Notably, the correlation between H-MAGMA v.1.07 and v.1.08 was over 0.99 (**Figure 2A**, Spearman correlation with Z-scores calculated from both versions), suggesting that the overall structure of association has not changed. As expected, H-MAGMA v.1.08 detected a smaller number of genes than H-MAGMA v.1.07(**Figure 2B**). Notably, the number of ASD risk genes identified by H-MAGMA v.1.08 (127) is similar to what Yurko et al. has reported (125)^{3}, demonstrating that MAGMA v.1.08 can effectively control for a type 1 error rate. Since we used threshold-free, rank-based gene ontology (GO) analyses, we found that the GO results remain largely unchanged (**Supplementary Table 1**).

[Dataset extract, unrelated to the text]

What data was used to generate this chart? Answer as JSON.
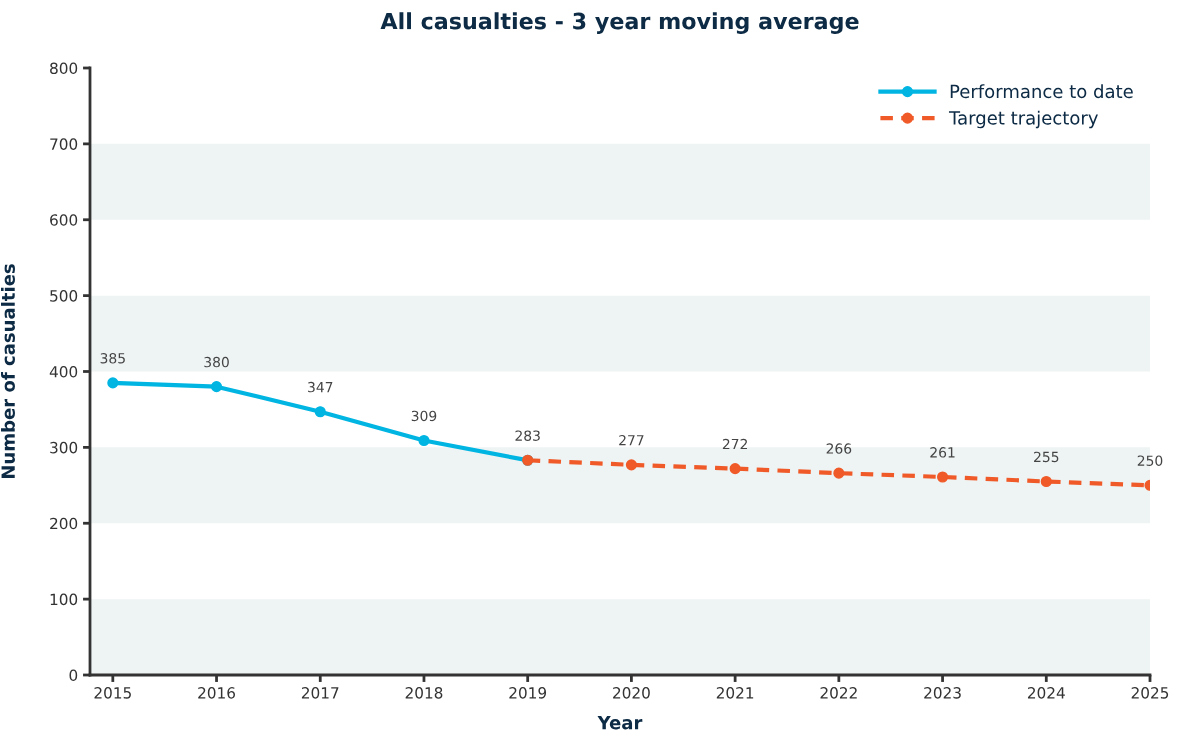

Moreover, we replicated our findings that psychiatric disorder-associated genes were highly expressed in excitatory neurons (**Figure 3A**). The only change we observed came from the developmental expression trajectories, because we no longer detected prenatal enrichment of ASD risk genes (**Figure 3B**). The rest of psychiatric disorders displayed prenatal enrichment, consistent with our previous findings^{1}. Since ASD GWAS is less powered than other psychiatric GWAS, we believe prenatal enrichment of ASD risk genes will be recapitulated when a better powered GWAS becomes available. Indeed, ASD risk genes exhibited prenatal enrichment when we relaxed our threshold to FDR<0.2 (**Figure 3C**).

In conclusion, the updated MAGMA (v.1.08) can effectively control for the potential inflation in the type 1 error rate. Tools that are built upon the statistical foundation of MAGMA, such as H-MAGMA, can overcome the recently reported issues^{3} by using MAGMA v.1.08.